An overuse injury is a condition when any body tissue is physically stressed beyond it’s physiologic limits. It may be acute (after a specific event) or chronic ( the onset of symptoms gets worse over time). Musician’s overuse injuries are classified in five levels. Grade 1 means pain at one body site only while playing an instrument; Grade 2 means pain at multiple body sites; Grade 3 means pain that persists long after musician has stopped playing. With Grade 4 the musician experiences pain during specific activities of daily living (such as opening jars or brushing teeth). With Grade 5 all activities of daily living cause pain if using the involved upper limb.

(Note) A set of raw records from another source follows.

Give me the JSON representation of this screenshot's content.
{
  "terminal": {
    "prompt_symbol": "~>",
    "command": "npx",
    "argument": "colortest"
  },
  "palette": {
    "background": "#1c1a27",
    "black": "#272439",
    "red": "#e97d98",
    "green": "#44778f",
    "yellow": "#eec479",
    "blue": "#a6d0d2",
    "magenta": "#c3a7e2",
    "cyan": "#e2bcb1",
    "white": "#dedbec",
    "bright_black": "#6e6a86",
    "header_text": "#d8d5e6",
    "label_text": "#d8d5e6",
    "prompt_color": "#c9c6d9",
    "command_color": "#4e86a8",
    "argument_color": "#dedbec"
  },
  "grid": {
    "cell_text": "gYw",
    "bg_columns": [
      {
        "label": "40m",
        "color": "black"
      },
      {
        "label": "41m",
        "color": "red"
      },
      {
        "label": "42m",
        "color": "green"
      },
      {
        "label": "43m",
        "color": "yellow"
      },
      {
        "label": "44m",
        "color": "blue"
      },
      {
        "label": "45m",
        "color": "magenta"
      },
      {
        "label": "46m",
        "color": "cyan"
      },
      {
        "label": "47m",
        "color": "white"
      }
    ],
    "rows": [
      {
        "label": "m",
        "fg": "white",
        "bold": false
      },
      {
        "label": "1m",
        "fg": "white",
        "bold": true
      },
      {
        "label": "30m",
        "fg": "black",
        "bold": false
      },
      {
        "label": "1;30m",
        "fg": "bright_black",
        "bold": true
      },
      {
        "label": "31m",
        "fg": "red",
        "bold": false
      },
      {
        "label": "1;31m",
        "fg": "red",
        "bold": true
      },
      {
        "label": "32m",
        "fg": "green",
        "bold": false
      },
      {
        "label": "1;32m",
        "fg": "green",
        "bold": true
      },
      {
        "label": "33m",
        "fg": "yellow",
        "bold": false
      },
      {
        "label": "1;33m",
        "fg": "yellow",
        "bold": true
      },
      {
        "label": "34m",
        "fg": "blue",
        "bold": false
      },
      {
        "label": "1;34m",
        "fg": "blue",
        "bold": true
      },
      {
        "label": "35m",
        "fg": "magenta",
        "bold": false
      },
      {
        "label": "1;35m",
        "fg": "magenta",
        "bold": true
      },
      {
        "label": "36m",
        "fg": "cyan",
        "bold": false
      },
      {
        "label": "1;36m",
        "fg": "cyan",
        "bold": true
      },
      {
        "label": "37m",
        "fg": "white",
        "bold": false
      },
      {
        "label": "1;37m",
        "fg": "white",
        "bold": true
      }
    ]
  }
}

Common diagnoses of overuse injuries include: trigger finger or trigger thumb, tendonitis, bursitis, DeQuervain’s tendonitis. Musicians experiencing the above symptoms should seek medical advice from their physician. A referral to a Certified Hand Therapist or an Occupational Therapist is often beneficial.

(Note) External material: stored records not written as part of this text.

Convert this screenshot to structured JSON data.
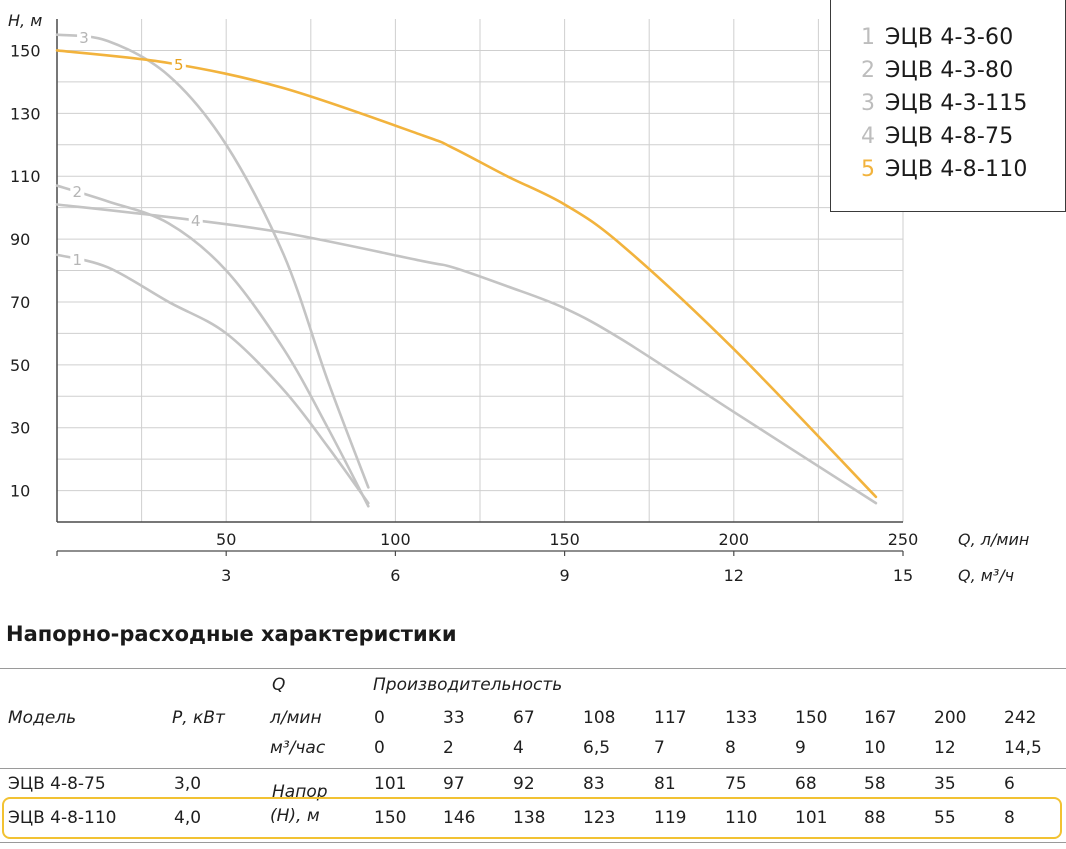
{
  "chart_data": {
    "type": "line",
    "title": "",
    "ylabel": "H, м",
    "xlabel": "Q, л/мин",
    "xlabel2": "Q, м³/ч",
    "xlim": [
      0,
      250
    ],
    "ylim": [
      0,
      160
    ],
    "y_ticks": [
      "10",
      "30",
      "50",
      "70",
      "90",
      "110",
      "130",
      "150"
    ],
    "x_ticks": [
      "50",
      "100",
      "150",
      "200",
      "250"
    ],
    "x2_ticks": [
      "3",
      "6",
      "9",
      "12",
      "15"
    ],
    "grid": true,
    "series": [
      {
        "name": "1",
        "color": "#c4c4c4",
        "x": [
          0,
          15,
          33,
          50,
          67,
          80,
          92
        ],
        "y": [
          85,
          81,
          70,
          60,
          42,
          24,
          6
        ]
      },
      {
        "name": "2",
        "color": "#c4c4c4",
        "x": [
          0,
          15,
          33,
          50,
          67,
          80,
          92
        ],
        "y": [
          107,
          102,
          95,
          80,
          55,
          30,
          5
        ]
      },
      {
        "name": "3",
        "color": "#c4c4c4",
        "x": [
          0,
          15,
          33,
          50,
          67,
          80,
          92
        ],
        "y": [
          155,
          153,
          142,
          120,
          85,
          45,
          11
        ]
      },
      {
        "name": "4",
        "color": "#c4c4c4",
        "x": [
          0,
          33,
          67,
          108,
          117,
          133,
          150,
          167,
          200,
          242
        ],
        "y": [
          101,
          97,
          92,
          83,
          81,
          75,
          68,
          58,
          35,
          6
        ]
      },
      {
        "name": "5",
        "color": "#f2b33d",
        "x": [
          0,
          33,
          67,
          108,
          117,
          133,
          150,
          167,
          200,
          242
        ],
        "y": [
          150,
          146,
          138,
          123,
          119,
          110,
          101,
          88,
          55,
          8
        ]
      }
    ],
    "legend": {
      "placement": "top-right",
      "entries": [
        {
          "num": "1",
          "label": "ЭЦВ 4-3-60",
          "color": "#bdbdbd"
        },
        {
          "num": "2",
          "label": "ЭЦВ 4-3-80",
          "color": "#bdbdbd"
        },
        {
          "num": "3",
          "label": "ЭЦВ 4-3-115",
          "color": "#bdbdbd"
        },
        {
          "num": "4",
          "label": "ЭЦВ 4-8-75",
          "color": "#bdbdbd"
        },
        {
          "num": "5",
          "label": "ЭЦВ 4-8-110",
          "color": "#f2b33d"
        }
      ]
    }
  },
  "table": {
    "title": "Напорно-расходные характеристики",
    "h_model": "Модель",
    "h_power": "Р, кВт",
    "h_q": "Q",
    "h_perf": "Производительность",
    "h_lmin": "л/мин",
    "h_m3": "м³/час",
    "lmin": [
      "0",
      "33",
      "67",
      "108",
      "117",
      "133",
      "150",
      "167",
      "200",
      "242"
    ],
    "m3": [
      "0",
      "2",
      "4",
      "6,5",
      "7",
      "8",
      "9",
      "10",
      "12",
      "14,5"
    ],
    "head_label_1": "Напор",
    "head_label_2": "(Н), м",
    "highlight_color": "#f2c232",
    "rows": [
      {
        "model": "ЭЦВ 4-8-75",
        "power": "3,0",
        "values": [
          "101",
          "97",
          "92",
          "83",
          "81",
          "75",
          "68",
          "58",
          "35",
          "6"
        ]
      },
      {
        "model": "ЭЦВ 4-8-110",
        "power": "4,0",
        "values": [
          "150",
          "146",
          "138",
          "123",
          "119",
          "110",
          "101",
          "88",
          "55",
          "8"
        ]
      }
    ]
  }
}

This professional can apply modalities to decrease inflammation and for pain relief. Recovery is more complete and quicker if addressed while in Grade 1 to 3. Pain avoidance or rest is the most important phase. Splinting helps rest the injured area; and the splint can be removed for stretching exercises to avoid stiffness. Biofeedback while playing the instrument is often helpful to assess areas of over activity. Also, video feedback assists with posture and technique awareness.

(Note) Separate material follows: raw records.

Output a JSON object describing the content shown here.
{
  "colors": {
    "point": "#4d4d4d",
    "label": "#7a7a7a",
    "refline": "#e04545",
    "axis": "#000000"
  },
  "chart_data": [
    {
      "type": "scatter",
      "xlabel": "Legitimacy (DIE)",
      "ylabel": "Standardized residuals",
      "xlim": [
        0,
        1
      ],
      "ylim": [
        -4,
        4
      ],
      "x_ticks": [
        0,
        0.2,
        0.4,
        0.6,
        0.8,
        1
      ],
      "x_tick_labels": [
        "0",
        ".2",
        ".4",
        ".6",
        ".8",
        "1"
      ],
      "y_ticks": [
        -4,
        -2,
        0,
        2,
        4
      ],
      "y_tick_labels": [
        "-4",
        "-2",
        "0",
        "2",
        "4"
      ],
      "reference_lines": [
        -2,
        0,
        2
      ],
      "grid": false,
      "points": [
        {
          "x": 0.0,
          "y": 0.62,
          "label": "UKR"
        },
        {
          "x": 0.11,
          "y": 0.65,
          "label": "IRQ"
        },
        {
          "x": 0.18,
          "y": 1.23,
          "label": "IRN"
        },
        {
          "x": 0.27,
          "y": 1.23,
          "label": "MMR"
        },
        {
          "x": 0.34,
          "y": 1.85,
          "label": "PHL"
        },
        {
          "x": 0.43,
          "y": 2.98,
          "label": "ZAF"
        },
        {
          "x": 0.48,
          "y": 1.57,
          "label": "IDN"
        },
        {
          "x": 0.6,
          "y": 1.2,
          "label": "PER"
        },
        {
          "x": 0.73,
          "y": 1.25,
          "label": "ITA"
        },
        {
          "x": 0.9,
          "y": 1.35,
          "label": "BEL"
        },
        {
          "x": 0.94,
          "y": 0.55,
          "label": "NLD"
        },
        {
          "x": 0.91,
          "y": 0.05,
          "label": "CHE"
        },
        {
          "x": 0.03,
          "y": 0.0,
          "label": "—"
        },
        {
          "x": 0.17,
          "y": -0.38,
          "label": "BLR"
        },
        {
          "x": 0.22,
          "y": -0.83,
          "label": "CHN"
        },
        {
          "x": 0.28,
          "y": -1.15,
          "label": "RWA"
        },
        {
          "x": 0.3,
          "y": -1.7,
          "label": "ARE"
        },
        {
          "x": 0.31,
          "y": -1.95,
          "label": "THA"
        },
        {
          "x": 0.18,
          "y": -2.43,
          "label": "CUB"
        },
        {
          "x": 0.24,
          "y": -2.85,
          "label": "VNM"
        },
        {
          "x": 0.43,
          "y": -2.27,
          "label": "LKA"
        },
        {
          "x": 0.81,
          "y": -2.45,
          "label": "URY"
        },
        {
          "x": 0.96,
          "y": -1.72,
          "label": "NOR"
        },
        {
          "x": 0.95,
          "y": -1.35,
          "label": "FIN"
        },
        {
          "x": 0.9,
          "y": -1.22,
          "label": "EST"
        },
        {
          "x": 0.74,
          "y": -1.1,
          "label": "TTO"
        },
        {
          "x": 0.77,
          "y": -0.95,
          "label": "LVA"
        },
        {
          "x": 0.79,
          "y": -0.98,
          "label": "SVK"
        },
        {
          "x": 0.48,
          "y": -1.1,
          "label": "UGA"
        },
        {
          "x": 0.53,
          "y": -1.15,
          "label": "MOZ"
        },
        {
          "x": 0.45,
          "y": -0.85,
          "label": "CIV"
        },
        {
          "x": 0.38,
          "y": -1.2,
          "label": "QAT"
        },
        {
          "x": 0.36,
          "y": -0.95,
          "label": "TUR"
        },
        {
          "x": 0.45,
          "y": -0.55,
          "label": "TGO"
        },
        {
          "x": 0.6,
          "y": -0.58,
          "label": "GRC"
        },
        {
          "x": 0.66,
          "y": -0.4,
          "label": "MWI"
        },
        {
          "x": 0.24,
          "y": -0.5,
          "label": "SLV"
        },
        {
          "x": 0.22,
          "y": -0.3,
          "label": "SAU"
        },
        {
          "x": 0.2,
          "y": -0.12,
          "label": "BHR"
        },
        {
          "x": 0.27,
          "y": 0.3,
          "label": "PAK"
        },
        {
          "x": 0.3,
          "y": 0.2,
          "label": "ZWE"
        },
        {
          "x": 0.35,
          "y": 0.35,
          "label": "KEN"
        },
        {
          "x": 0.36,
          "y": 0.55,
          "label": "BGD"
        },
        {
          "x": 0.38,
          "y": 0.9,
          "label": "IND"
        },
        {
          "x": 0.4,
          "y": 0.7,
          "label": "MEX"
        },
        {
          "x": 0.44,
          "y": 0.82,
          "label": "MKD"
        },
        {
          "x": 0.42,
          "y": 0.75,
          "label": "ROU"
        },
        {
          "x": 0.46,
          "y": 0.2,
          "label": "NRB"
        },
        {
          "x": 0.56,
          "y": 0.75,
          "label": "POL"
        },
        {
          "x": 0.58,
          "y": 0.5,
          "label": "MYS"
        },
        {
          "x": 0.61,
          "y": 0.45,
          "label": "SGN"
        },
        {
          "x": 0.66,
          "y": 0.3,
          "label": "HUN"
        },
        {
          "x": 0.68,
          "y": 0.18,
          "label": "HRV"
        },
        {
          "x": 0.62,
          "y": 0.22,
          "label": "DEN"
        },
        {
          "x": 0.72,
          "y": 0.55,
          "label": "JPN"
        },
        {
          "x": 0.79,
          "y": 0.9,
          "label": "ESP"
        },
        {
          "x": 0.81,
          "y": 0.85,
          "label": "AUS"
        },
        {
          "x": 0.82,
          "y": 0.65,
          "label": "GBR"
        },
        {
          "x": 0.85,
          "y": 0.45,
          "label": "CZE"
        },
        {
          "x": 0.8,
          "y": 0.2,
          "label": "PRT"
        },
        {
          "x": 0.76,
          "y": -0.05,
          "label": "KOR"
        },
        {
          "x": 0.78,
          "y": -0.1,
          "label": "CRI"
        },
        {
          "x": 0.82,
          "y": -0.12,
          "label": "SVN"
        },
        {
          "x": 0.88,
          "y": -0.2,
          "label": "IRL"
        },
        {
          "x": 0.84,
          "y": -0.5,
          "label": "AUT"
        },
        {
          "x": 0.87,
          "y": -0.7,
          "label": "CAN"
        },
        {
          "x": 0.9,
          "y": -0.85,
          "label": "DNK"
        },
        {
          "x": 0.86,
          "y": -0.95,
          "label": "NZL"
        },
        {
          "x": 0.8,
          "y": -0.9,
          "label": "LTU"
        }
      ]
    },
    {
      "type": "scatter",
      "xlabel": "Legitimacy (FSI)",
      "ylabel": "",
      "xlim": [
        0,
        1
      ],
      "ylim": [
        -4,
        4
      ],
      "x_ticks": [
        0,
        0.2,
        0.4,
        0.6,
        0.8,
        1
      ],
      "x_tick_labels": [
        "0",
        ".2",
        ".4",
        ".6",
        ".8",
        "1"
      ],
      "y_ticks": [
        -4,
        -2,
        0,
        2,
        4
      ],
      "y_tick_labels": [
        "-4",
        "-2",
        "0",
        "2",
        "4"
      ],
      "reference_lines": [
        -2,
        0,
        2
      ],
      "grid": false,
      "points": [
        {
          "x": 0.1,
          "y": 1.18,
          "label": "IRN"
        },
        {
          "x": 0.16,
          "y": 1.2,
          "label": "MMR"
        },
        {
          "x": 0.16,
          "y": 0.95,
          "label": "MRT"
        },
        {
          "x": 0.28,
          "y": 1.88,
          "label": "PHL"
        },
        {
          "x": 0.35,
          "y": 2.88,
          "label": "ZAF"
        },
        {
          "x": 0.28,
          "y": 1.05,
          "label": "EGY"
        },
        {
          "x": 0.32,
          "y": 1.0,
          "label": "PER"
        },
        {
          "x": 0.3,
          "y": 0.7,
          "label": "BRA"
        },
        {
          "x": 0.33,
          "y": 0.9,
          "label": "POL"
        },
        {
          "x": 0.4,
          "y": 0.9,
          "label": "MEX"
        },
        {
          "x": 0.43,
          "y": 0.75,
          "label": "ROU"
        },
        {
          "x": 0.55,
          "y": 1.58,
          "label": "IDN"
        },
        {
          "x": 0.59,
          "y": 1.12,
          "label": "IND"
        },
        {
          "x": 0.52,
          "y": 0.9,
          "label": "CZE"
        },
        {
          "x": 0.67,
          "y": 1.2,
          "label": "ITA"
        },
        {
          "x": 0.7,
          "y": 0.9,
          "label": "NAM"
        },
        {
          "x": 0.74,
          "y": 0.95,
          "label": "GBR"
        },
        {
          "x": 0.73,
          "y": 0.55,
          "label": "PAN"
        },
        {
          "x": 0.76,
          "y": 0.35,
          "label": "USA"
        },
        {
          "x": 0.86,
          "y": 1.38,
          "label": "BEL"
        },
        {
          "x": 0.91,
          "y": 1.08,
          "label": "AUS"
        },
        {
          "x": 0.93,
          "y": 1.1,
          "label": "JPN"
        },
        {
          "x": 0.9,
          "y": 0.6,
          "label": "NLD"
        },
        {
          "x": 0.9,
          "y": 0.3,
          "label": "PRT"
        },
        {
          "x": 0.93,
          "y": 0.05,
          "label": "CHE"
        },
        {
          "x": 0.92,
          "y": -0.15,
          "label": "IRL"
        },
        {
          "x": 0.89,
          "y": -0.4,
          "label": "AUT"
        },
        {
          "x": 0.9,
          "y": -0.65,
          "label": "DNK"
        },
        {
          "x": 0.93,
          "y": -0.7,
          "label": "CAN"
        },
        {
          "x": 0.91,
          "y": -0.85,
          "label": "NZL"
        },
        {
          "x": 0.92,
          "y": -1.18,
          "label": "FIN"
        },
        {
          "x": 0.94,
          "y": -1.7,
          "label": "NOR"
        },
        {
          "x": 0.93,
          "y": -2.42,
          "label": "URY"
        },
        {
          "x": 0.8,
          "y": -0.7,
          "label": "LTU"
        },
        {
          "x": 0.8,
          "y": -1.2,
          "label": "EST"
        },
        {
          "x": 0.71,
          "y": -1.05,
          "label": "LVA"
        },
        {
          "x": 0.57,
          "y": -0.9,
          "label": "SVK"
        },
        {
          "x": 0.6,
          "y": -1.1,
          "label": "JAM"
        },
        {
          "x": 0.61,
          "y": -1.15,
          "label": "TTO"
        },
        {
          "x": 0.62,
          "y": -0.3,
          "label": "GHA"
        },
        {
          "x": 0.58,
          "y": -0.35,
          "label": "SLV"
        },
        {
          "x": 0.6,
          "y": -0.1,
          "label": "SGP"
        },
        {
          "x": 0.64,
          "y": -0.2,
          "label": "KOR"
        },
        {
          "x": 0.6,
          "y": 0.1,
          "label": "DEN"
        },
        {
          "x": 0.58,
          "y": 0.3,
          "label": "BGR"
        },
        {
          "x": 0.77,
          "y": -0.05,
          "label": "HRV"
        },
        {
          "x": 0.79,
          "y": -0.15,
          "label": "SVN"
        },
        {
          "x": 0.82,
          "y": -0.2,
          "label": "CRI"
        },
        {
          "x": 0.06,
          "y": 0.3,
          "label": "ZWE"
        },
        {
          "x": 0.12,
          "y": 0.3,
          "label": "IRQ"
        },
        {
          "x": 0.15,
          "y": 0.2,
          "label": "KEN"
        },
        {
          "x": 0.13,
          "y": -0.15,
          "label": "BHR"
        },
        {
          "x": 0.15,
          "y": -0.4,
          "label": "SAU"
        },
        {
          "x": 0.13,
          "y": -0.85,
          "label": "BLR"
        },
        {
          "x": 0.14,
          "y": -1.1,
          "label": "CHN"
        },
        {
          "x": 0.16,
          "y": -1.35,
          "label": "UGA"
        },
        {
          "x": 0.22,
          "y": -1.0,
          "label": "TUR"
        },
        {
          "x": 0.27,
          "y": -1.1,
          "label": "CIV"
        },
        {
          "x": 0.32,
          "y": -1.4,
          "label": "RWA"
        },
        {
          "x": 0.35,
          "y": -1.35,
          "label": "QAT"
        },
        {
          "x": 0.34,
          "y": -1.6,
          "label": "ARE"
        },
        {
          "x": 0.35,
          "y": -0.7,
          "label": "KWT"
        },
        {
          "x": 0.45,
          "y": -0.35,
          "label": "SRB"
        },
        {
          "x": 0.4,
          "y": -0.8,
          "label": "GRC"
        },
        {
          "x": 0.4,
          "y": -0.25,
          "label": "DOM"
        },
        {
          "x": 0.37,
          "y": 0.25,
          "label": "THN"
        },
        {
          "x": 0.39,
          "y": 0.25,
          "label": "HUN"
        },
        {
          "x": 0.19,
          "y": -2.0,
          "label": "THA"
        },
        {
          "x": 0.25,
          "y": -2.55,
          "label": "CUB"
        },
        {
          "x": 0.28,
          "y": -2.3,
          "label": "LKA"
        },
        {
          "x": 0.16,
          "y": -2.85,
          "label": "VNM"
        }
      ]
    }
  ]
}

Musicians are also at risk for developing nerve entrapment syndromes such as carpal tunnel syndrome, cubital tunnel syndrome, digital nerve compression, thoracic outlet syndrome and TemporoMandibular Joint disorder (TMJ). A nerve conduction velocity and/or an eletromyelogram test is often ordered to determine the site where the nerve is pinched or if there are multiple sites of compression of the nerve involved ( “double crush”). Again treatment may involve splinting to avoid positions of compression, biofeedback to assess playing techniques, video feedback and medications. Musicians are at risk for developing ganglion cysts on the back (dorsum) of the wrist due to extreme wrist flexion required for certain instruments. These cysts need to be diagnosed and treated by a physician.

The professional musician should be aware of the risk factors for developing the above problems. Risk factors include: training errors, a change in instrument, change in teacher or style, quality of instrument, inadequate rehabilitation of prior injuries, improper body mechanics, non-musical activities (especially excessive computer use), environmental factors and anatomic variations in individuals. If a musician is experiencing any of the above problems, he or she should evaluate if any of the risk factors has occurred. Professional musicians train and perform much like professional athletes. Their bodies are required to perform extreme feats of coordination and endurance. If they are experiencing a nagging pain, it should not be ignored.